No matter. It was an opportunity for him to explain about no.5 and he was very enlightening about this 'bible of cello music' re-discovered by Pablo Casals, the origins of which we know sdo little about. If you took John Eliot Gardiner's book as evidence, you'd think the Cello Suites and Well-Tempered Klavier were peripheral pieces in the oeuvre but Gardiner is a cantata man less disposed to extrapolating on this lone instrumental voyage.
With the suites being so central to the repertoire, Pavlos and all other cellists are up against some mighty legacy in essaying any account. Casals, Tortelier, Rostropovich, Yo Yo Ma and Natalie Clein are five I've heard and that is betting without Isserlis. But he does well not to overdo it. The music is morte than capable of speaking for itself and Pavlos is wise to allow it to with intrusive flamboyance or exaggeration. More than once I was reminded of Marin Marais as the movements began but that was more likely my mind wandering rather than anything Pavlos intended.
Drawing our attention to the Sarabande in no. 5, he compared it to C20th minimalism, the way it is pared down to a single, unornamented line in which he needed an alternative strategy to the deft embellishments he achieved elsewhere.

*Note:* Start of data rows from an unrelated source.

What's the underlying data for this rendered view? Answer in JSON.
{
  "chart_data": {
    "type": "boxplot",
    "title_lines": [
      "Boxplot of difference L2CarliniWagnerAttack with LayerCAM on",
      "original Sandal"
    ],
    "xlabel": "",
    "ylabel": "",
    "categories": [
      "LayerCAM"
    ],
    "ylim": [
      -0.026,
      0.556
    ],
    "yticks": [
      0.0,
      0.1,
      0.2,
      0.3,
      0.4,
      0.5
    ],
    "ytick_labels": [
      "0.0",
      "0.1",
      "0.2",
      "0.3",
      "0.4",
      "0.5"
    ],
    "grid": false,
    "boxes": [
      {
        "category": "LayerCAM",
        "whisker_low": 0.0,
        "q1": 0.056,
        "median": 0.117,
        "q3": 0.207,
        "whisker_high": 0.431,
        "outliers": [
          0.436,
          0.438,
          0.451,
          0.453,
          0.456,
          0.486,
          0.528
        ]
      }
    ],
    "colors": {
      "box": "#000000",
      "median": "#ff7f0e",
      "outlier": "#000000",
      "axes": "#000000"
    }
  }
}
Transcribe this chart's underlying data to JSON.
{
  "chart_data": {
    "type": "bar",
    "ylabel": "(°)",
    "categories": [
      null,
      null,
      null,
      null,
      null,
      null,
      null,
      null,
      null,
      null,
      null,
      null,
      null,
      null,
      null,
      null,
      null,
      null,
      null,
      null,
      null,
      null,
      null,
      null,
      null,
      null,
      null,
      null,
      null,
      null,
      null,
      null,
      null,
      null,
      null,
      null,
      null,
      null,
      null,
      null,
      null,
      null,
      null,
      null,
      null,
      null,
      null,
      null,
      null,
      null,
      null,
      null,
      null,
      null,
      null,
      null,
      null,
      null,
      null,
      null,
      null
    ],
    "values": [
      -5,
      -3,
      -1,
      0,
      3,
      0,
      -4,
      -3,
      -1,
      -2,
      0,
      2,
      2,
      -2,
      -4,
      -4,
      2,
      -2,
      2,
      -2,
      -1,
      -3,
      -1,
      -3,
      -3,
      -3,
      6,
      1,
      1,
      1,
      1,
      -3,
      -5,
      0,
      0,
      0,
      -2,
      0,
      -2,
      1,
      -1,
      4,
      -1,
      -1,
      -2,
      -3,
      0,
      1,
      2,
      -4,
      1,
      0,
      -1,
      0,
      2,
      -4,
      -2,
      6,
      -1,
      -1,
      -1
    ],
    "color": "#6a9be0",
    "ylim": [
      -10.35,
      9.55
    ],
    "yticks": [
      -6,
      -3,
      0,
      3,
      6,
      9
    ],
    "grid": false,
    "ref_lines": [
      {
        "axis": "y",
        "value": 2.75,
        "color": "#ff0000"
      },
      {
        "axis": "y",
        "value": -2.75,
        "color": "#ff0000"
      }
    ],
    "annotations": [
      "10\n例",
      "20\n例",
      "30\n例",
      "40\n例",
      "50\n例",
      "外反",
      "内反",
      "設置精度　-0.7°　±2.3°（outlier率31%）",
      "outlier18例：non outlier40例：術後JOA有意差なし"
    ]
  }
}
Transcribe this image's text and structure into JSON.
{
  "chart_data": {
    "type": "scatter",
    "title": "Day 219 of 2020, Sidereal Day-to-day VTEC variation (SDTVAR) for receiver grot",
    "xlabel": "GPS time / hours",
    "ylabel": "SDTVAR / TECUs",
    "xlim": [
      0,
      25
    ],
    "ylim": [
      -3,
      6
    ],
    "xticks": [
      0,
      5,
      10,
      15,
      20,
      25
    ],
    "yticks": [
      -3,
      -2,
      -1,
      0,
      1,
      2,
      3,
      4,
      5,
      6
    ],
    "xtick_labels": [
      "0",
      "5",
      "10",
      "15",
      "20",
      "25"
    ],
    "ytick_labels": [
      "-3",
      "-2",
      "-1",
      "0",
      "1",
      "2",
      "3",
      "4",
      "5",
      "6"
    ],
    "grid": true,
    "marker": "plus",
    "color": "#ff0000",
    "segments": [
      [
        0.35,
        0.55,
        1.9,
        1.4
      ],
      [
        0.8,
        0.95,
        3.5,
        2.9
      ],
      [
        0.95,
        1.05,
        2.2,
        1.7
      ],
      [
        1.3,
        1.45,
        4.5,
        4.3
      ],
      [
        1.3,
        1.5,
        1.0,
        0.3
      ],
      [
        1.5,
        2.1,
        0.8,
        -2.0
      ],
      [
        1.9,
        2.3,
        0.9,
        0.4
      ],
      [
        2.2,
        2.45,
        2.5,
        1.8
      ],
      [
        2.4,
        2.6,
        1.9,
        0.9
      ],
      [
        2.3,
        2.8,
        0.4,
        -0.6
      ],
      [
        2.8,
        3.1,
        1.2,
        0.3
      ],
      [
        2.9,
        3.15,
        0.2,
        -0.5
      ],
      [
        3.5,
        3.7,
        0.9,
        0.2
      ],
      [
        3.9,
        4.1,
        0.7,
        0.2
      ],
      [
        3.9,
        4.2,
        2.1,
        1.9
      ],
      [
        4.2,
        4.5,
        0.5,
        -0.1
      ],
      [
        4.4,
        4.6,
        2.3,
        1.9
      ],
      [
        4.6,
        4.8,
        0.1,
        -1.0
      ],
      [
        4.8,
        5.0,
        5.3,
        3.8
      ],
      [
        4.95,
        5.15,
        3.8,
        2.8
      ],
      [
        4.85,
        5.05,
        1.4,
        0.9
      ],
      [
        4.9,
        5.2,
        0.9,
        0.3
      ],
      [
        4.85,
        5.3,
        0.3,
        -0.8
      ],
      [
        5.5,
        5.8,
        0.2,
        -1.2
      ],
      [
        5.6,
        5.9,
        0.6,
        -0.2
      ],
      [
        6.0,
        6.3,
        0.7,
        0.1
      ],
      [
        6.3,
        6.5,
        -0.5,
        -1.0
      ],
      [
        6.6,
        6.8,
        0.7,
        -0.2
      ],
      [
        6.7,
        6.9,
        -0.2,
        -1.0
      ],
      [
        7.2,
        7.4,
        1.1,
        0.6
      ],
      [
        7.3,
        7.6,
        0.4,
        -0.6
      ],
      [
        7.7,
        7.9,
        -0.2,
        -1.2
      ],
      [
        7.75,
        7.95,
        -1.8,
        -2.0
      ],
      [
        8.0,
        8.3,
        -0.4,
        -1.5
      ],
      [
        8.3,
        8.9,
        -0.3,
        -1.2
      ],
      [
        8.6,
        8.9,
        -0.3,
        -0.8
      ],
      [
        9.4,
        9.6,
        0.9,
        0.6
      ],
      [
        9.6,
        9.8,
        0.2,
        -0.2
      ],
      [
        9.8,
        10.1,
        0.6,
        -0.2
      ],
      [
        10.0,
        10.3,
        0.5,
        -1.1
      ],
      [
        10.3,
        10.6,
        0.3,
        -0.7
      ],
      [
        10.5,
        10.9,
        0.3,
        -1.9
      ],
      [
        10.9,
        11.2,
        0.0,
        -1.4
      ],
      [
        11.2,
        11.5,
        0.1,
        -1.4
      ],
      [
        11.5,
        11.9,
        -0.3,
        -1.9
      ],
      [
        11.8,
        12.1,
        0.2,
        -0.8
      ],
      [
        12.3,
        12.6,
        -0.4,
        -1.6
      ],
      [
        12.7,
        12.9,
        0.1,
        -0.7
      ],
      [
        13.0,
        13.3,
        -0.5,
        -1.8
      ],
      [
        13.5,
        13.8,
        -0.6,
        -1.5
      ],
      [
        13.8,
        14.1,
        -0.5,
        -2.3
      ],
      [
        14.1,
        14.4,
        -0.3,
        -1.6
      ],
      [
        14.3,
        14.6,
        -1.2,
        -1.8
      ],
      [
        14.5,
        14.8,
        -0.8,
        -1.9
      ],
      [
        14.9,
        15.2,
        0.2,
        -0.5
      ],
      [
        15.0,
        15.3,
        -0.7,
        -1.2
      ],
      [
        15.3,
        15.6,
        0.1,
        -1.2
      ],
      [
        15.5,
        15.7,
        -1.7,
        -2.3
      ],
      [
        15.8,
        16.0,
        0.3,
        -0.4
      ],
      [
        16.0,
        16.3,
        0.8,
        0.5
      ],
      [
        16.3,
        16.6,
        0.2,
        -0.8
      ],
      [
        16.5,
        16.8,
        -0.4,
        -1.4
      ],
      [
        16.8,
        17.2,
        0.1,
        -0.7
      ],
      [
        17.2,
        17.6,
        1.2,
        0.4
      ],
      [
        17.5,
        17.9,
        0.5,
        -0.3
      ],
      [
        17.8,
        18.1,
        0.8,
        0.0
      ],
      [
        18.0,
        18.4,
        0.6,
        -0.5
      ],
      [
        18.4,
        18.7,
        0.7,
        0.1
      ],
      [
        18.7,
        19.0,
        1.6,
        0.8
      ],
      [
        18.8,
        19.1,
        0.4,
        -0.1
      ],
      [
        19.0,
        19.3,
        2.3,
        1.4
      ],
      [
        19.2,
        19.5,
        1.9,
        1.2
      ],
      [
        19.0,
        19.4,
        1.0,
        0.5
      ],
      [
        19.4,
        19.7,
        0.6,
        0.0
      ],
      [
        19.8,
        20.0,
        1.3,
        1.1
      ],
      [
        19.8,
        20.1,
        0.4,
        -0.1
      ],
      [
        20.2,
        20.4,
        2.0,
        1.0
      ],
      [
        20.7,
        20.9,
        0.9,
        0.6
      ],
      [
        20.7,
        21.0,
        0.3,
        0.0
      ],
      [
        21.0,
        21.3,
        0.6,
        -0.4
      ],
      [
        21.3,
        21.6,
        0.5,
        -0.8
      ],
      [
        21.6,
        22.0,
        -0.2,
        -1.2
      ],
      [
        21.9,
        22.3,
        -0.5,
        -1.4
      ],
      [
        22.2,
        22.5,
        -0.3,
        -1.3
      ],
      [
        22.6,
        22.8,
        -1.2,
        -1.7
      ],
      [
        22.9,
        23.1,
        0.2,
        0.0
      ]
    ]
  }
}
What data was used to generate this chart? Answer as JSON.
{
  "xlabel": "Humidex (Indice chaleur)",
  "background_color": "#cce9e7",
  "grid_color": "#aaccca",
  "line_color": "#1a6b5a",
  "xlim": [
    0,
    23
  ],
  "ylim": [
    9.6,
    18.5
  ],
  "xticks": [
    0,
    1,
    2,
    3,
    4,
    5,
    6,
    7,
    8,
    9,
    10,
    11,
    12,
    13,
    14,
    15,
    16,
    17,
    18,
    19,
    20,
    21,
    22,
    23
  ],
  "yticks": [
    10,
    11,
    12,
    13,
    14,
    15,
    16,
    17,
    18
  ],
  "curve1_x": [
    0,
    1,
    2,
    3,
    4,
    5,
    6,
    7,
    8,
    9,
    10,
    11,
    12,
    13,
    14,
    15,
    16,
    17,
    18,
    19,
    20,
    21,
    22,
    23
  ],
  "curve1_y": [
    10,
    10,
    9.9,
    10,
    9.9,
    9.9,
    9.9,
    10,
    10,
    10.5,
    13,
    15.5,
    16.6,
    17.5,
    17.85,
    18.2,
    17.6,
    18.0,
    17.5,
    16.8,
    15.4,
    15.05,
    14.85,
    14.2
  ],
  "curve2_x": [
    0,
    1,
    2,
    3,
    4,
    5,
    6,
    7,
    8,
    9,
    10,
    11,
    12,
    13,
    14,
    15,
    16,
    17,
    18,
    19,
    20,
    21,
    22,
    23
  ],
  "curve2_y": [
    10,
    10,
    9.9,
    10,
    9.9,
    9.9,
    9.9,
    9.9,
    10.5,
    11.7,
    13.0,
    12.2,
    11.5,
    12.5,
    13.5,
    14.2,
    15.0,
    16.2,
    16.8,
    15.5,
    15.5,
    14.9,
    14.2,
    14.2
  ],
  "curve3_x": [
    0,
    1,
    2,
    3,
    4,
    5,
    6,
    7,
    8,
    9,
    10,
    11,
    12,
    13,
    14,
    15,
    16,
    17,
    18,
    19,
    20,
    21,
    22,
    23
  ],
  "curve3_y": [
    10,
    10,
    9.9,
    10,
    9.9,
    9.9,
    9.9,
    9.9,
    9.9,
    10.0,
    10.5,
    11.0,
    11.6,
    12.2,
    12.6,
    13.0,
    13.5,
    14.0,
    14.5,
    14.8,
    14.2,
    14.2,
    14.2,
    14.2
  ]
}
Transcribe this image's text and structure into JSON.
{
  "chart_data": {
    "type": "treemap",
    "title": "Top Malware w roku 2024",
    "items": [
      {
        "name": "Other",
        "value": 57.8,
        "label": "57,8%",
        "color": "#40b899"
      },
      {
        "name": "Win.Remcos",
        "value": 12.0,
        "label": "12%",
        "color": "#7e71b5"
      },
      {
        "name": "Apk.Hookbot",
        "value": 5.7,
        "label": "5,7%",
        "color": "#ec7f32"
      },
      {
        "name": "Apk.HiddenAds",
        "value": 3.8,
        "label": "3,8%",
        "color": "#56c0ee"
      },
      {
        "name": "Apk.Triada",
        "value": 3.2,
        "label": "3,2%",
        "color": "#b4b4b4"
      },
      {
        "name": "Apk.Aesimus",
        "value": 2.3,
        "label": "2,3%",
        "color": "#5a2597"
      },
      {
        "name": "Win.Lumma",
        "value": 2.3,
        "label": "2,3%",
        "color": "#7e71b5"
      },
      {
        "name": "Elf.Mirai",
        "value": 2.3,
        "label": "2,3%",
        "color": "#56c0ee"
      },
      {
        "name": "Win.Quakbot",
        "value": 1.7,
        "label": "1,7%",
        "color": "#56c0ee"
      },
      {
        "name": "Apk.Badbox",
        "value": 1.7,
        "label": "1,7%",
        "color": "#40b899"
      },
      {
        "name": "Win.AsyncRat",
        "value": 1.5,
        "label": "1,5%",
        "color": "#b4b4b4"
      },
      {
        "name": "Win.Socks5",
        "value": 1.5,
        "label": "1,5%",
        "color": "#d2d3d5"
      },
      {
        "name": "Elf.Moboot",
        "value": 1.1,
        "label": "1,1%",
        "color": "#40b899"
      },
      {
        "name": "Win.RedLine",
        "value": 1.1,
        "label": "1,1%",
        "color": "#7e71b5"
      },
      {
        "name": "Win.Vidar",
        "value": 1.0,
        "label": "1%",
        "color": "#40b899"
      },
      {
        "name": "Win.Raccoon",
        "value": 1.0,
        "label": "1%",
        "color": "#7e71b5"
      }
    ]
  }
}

He described the 'stillness' of the movement, which I'm sure could bring with it any amount of meanings in different circumstances but today sounded like a lament for our troubled times when Her Majesty has seen fit to mention such things herself in a birthday message.
Soon after the subsequent Gavotte which in comparison sounds more like The Flight of the Bumble Bee, Suite no. 5 ends not with a dramatic crescendo but diminishes gently and then stops in a brilliant, brilliant piece of understatement by J.S. beautifully delivered by Pavlos.
And he is not the first to have offered Casals' own Song of the Birds as an encore, a haunting, noticeably Spanish short musical poem of soft pizzicato and evocative bowed lines that make you wonder firstly if Casals should have ben more of a composer and secondly if this piece is not a natural footnote to any performance of the Bach and eventually audiences will feel short-changed if they aren't given it.
Marvellous work by a charming and devoted musician, full of integrity, sincerity and belief. Masters though the above litany of cello world superstars might be, they can't deliver quite the intimacy in the Albert Hall that Pavlos Carvalho did in a small chapel down a side road off one of the main streets of Chichester on a Saturday lunchtime. Hats, as they were in a chapel anyway, off to him.